Helsinki – Die Weltmarktpreise für Rohstoffe unterlagen seit Anfang 2000 drastischen Veränderungen, nominal wie real. So erreichten die durchschnittlichen Dollarpreise der nicht-energiebezogenen Rohstoffe im Herbst 2010 fast wieder die Höchstwerte von Juli 2008 – obwohl sie zwischenzeitlich stark gefallen waren. Zwar hätten auch spekulative Anlagen von Investmentinvestoren dazu beigetragen, aber sie seien nicht maßgeblich für die Verteuerung verantwortlich. Stattdessen spiegelten sich fundamental e Faktoren wie das rasche Wachstum der rohstoffintensiven Wirtschaft Chinas im raschen Preisanstieg wider. Das ist das Ergebnis des Berichts „Weltmarktpreise für Rohstoffe 2010 bis Mitte 2012“ der AIECE Arbeitsgruppe für Rohstoffe.

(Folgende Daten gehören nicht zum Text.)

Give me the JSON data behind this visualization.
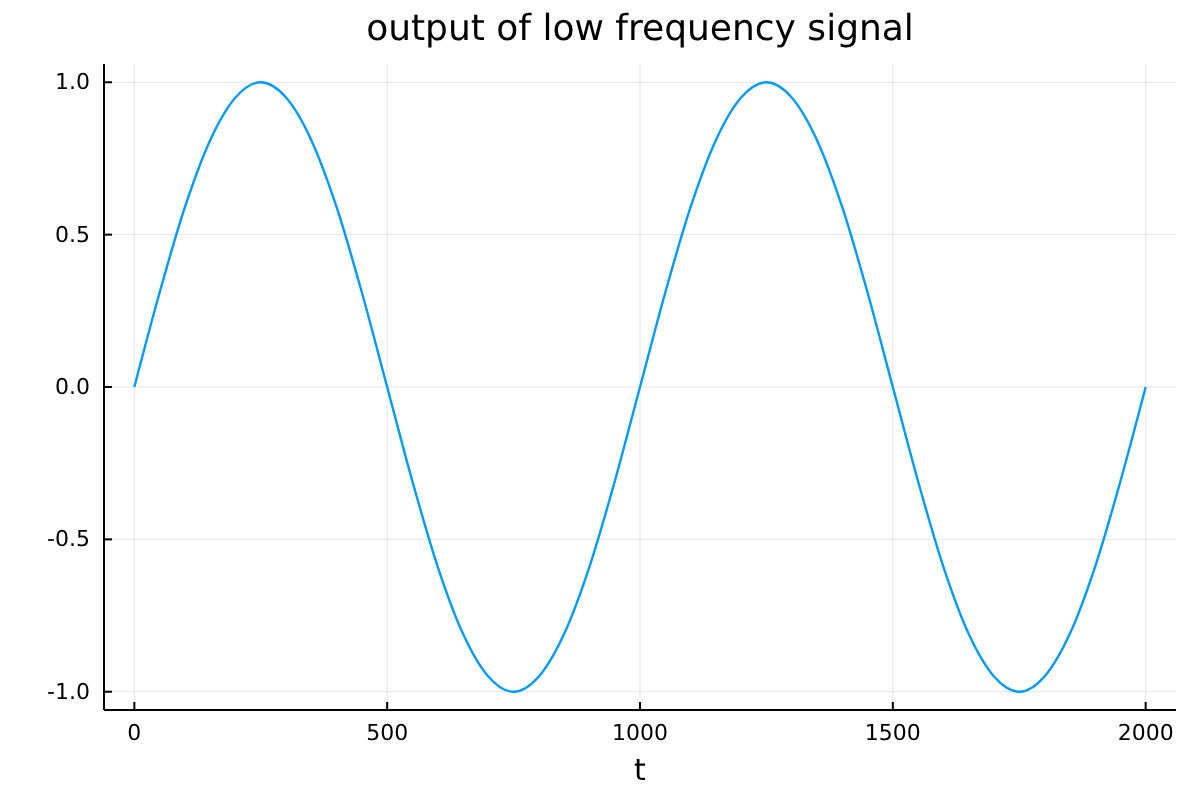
{
  "chart_data": {
    "type": "line",
    "title": "output of low frequency signal",
    "xlabel": "t",
    "x": [
      0,
      50,
      100,
      150,
      200,
      250,
      300,
      350,
      400,
      450,
      500,
      550,
      600,
      650,
      700,
      750,
      800,
      850,
      900,
      950,
      1000,
      1050,
      1100,
      1150,
      1200,
      1250,
      1300,
      1350,
      1400,
      1450,
      1500,
      1550,
      1600,
      1650,
      1700,
      1750,
      1800,
      1850,
      1900,
      1950,
      2000
    ],
    "series": [
      {
        "color": "#009af9",
        "values": [
          0,
          0.31,
          0.59,
          0.81,
          0.95,
          1,
          0.95,
          0.81,
          0.59,
          0.31,
          0,
          -0.31,
          -0.59,
          -0.81,
          -0.95,
          -1,
          -0.95,
          -0.81,
          -0.59,
          -0.31,
          0,
          0.31,
          0.59,
          0.81,
          0.95,
          1,
          0.95,
          0.81,
          0.59,
          0.31,
          0,
          -0.31,
          -0.59,
          -0.81,
          -0.95,
          -1,
          -0.95,
          -0.81,
          -0.59,
          -0.31,
          0
        ]
      }
    ],
    "xlim": [
      -60,
      2060
    ],
    "ylim": [
      -1.06,
      1.06
    ],
    "xticks": [
      0,
      500,
      1000,
      1500,
      2000
    ],
    "yticks": [
      {
        "value": -1,
        "label": "-1.0"
      },
      {
        "value": -0.5,
        "label": "-0.5"
      },
      {
        "value": 0,
        "label": "0.0"
      },
      {
        "value": 0.5,
        "label": "0.5"
      },
      {
        "value": 1,
        "label": "1.0"
      }
    ],
    "grid": true,
    "marker": "none",
    "line_style": "solid"
  }
}
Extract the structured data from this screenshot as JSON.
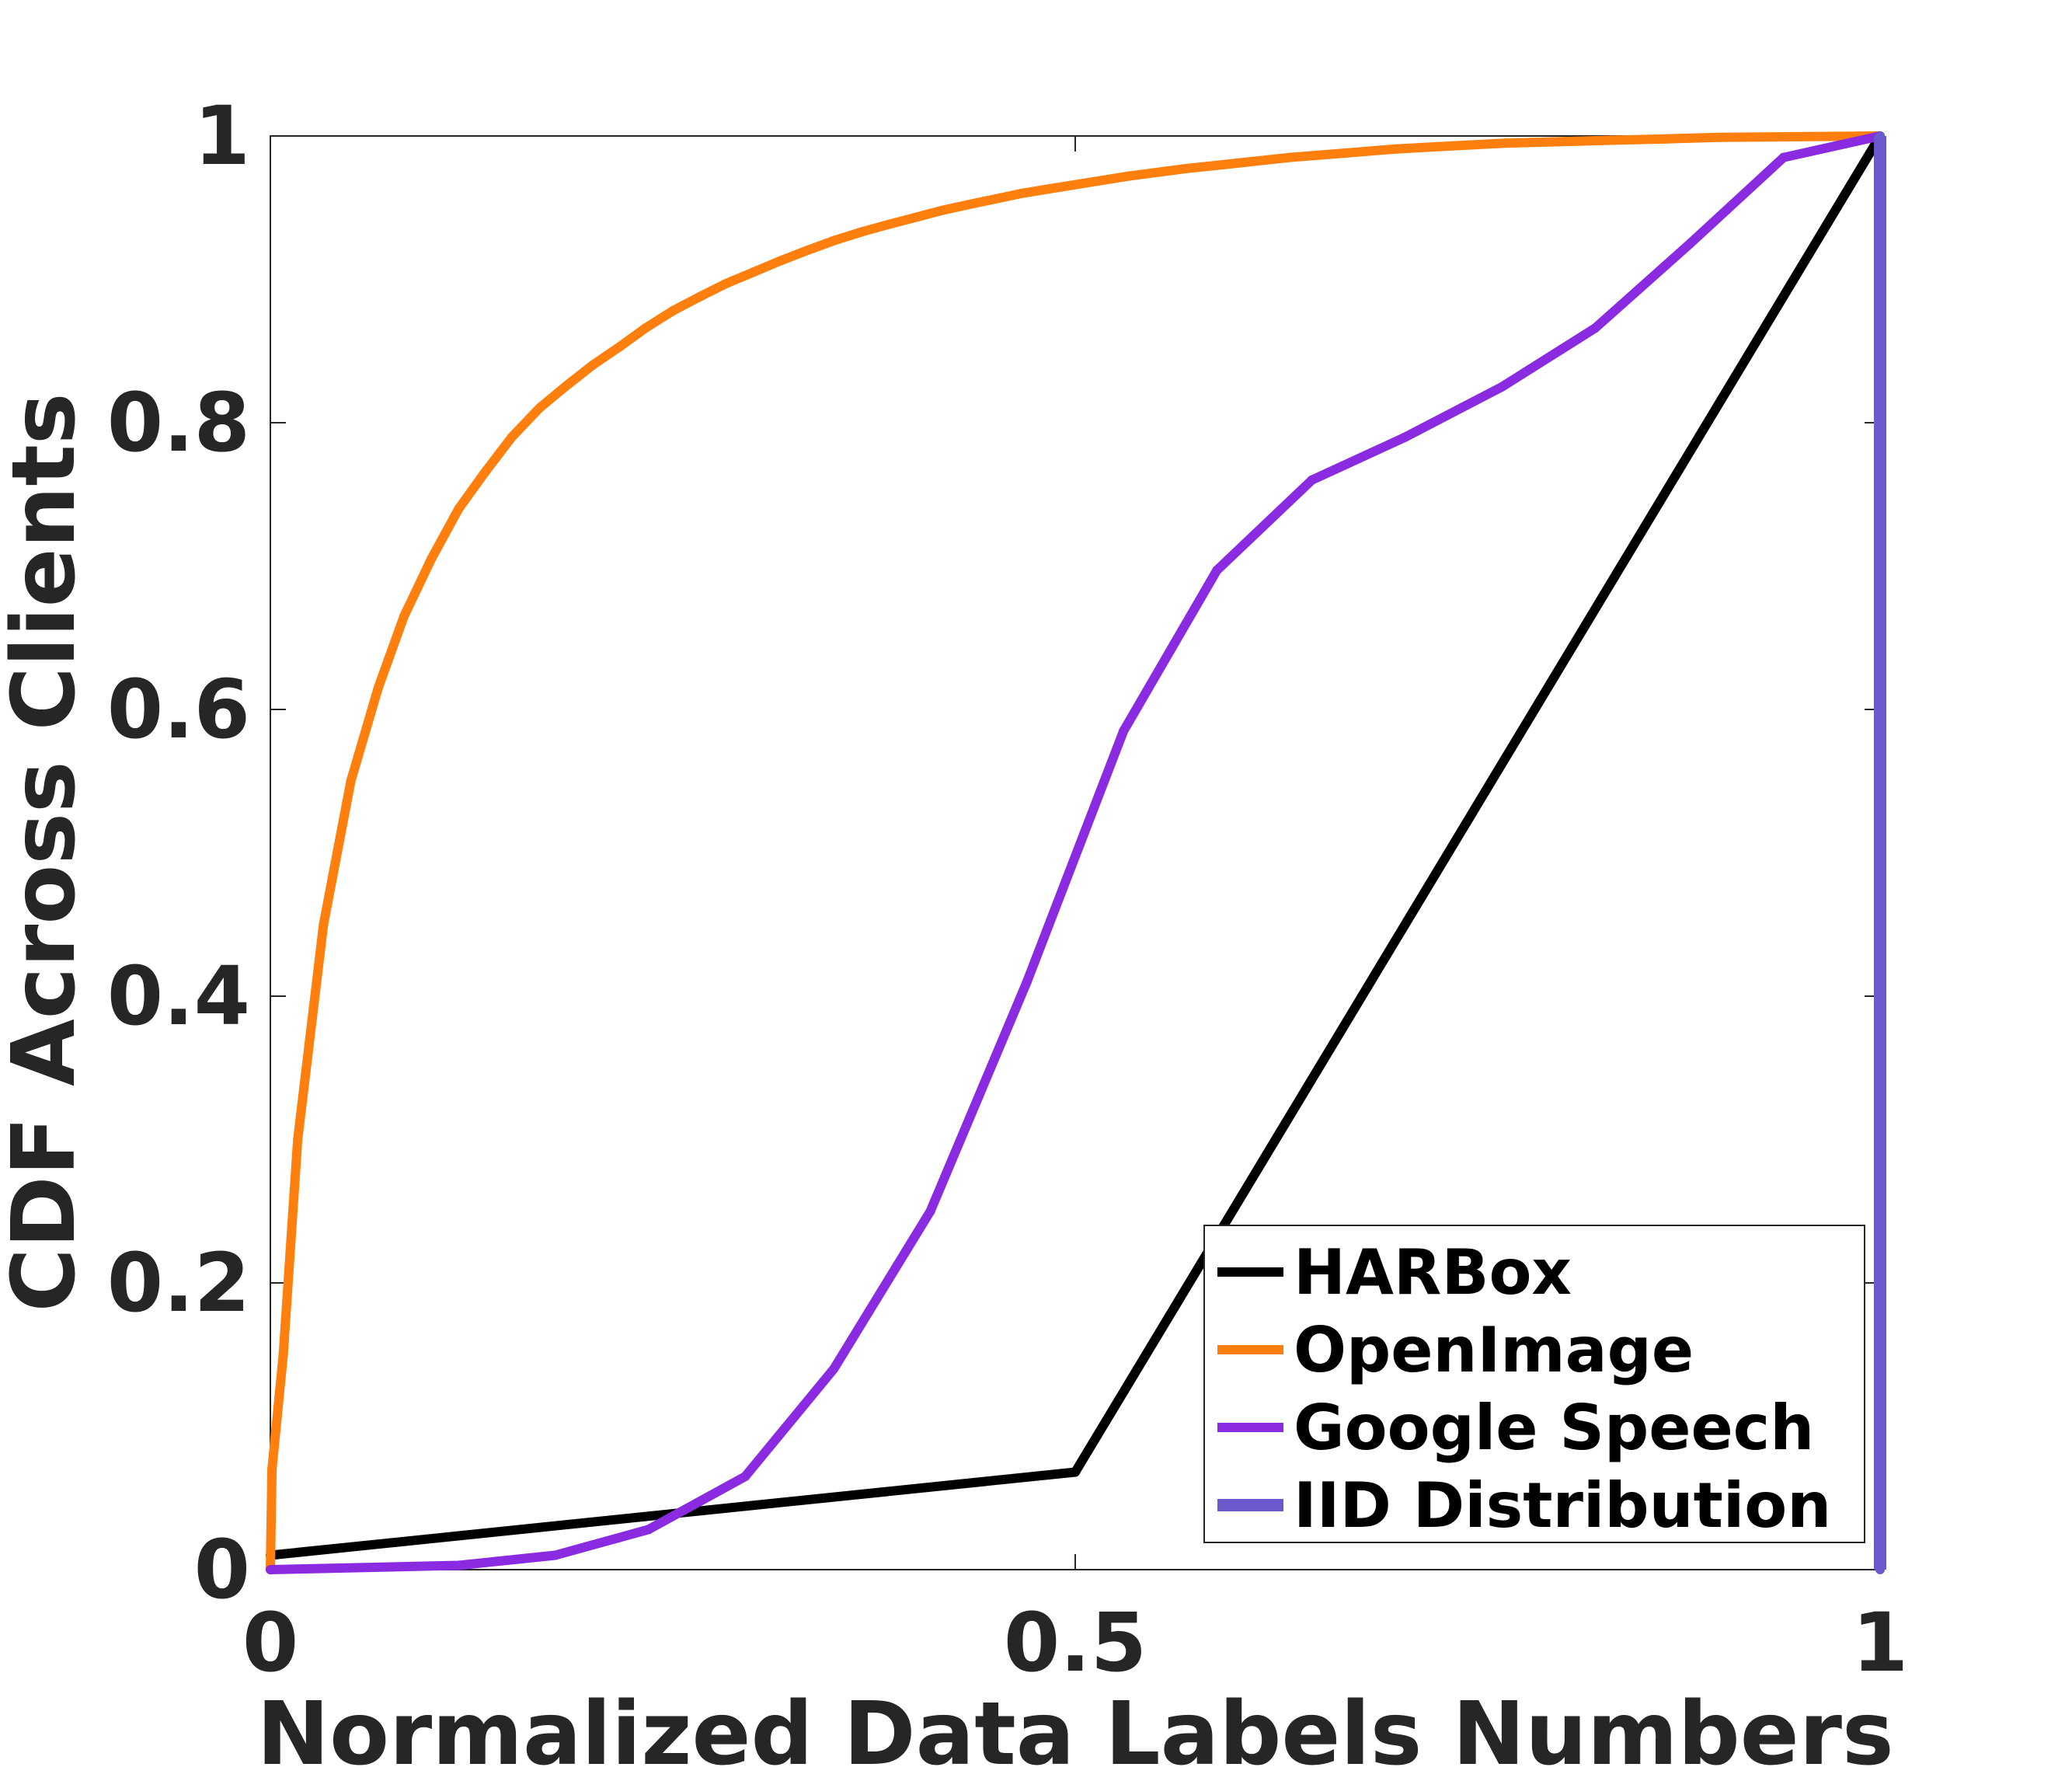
{
  "chart_data": {
    "type": "line",
    "title": "",
    "xlabel": "Normalized Data Labels Numbers",
    "ylabel": "CDF Across Clients",
    "xlim": [
      0,
      1
    ],
    "ylim": [
      0,
      1
    ],
    "x_ticks": [
      {
        "value": 0,
        "label": "0"
      },
      {
        "value": 0.5,
        "label": "0.5"
      },
      {
        "value": 1,
        "label": "1"
      }
    ],
    "y_ticks": [
      {
        "value": 0,
        "label": "0"
      },
      {
        "value": 0.2,
        "label": "0.2"
      },
      {
        "value": 0.4,
        "label": "0.4"
      },
      {
        "value": 0.6,
        "label": "0.6"
      },
      {
        "value": 0.8,
        "label": "0.8"
      },
      {
        "value": 1,
        "label": "1"
      }
    ],
    "grid": false,
    "legend_position": "bottom-right",
    "series": [
      {
        "name": "HARBox",
        "color": "#000000",
        "points": [
          [
            0,
            0.01
          ],
          [
            0.5,
            0.068
          ],
          [
            1,
            1
          ]
        ]
      },
      {
        "name": "OpenImage",
        "color": "#ff7f0e",
        "points": [
          [
            0,
            0
          ],
          [
            0.001,
            0.07
          ],
          [
            0.008,
            0.15
          ],
          [
            0.017,
            0.3
          ],
          [
            0.033,
            0.45
          ],
          [
            0.05,
            0.55
          ],
          [
            0.067,
            0.615
          ],
          [
            0.083,
            0.665
          ],
          [
            0.1,
            0.705
          ],
          [
            0.117,
            0.74
          ],
          [
            0.133,
            0.765
          ],
          [
            0.15,
            0.79
          ],
          [
            0.167,
            0.81
          ],
          [
            0.183,
            0.825
          ],
          [
            0.2,
            0.84
          ],
          [
            0.217,
            0.853
          ],
          [
            0.233,
            0.866
          ],
          [
            0.25,
            0.878
          ],
          [
            0.267,
            0.888
          ],
          [
            0.283,
            0.897
          ],
          [
            0.3,
            0.905
          ],
          [
            0.317,
            0.913
          ],
          [
            0.333,
            0.92
          ],
          [
            0.35,
            0.927
          ],
          [
            0.367,
            0.933
          ],
          [
            0.383,
            0.938
          ],
          [
            0.4,
            0.943
          ],
          [
            0.417,
            0.948
          ],
          [
            0.433,
            0.952
          ],
          [
            0.45,
            0.956
          ],
          [
            0.467,
            0.96
          ],
          [
            0.483,
            0.963
          ],
          [
            0.5,
            0.966
          ],
          [
            0.533,
            0.972
          ],
          [
            0.567,
            0.977
          ],
          [
            0.6,
            0.981
          ],
          [
            0.633,
            0.985
          ],
          [
            0.667,
            0.988
          ],
          [
            0.7,
            0.991
          ],
          [
            0.733,
            0.993
          ],
          [
            0.767,
            0.995
          ],
          [
            0.8,
            0.996
          ],
          [
            0.833,
            0.997
          ],
          [
            0.867,
            0.998
          ],
          [
            0.9,
            0.999
          ],
          [
            0.95,
            0.9995
          ],
          [
            1,
            1
          ]
        ]
      },
      {
        "name": "Google Speech",
        "color": "#8a2be2",
        "points": [
          [
            0,
            0
          ],
          [
            0.117,
            0.003
          ],
          [
            0.177,
            0.01
          ],
          [
            0.235,
            0.028
          ],
          [
            0.295,
            0.065
          ],
          [
            0.35,
            0.14
          ],
          [
            0.41,
            0.25
          ],
          [
            0.47,
            0.41
          ],
          [
            0.53,
            0.585
          ],
          [
            0.588,
            0.697
          ],
          [
            0.647,
            0.76
          ],
          [
            0.705,
            0.79
          ],
          [
            0.765,
            0.825
          ],
          [
            0.823,
            0.866
          ],
          [
            0.882,
            0.925
          ],
          [
            0.94,
            0.985
          ],
          [
            1,
            1
          ]
        ]
      },
      {
        "name": "IID Distribution",
        "color": "#6a5acd",
        "points": [
          [
            1,
            0
          ],
          [
            1,
            1
          ]
        ]
      }
    ]
  }
}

Nur leichte Preissteigung für 2011 erwartet

Die Energiepreise erholten sich schnell von den Tiefständen in der Rezession. Dabei blieben sie jedoch deutlich unter ihren Rekordwerten von Mitte Juli 2008 zurück. Seit Herbst 2009 schwankten die Preise für Rohöl im Durchschnitt in einer Spanne von 70-85 US-Dollar pro Barrel. Zwar drückten die Unsicherheit über die Stärke des weltweiten Wirtschaftswachstums, verhältnismäßig große Ölvorräte sowie eine überraschend starke Ausweitung der Produktion in Nicht-OPEC Ländern auf die Ölpreise.

Auf der anderen Seite wirkten die Erwartung einer robusten Nachfrage in Asien, geopolitische Risiken sowie die Aussicht auf Produktionseinschnitte in den OPEC-Ländern preissteigernd. Im vergangenen Jahr waren die Energierohstoffpreise um 37 Prozent gefallen. 2010 werden sie im Jahresdurchschnitt um 27 Prozent zulegen. Für 2011 ist angesichts des reichlichen Angebots an Öl nur ein geringer Preisanstieg zu erwarten.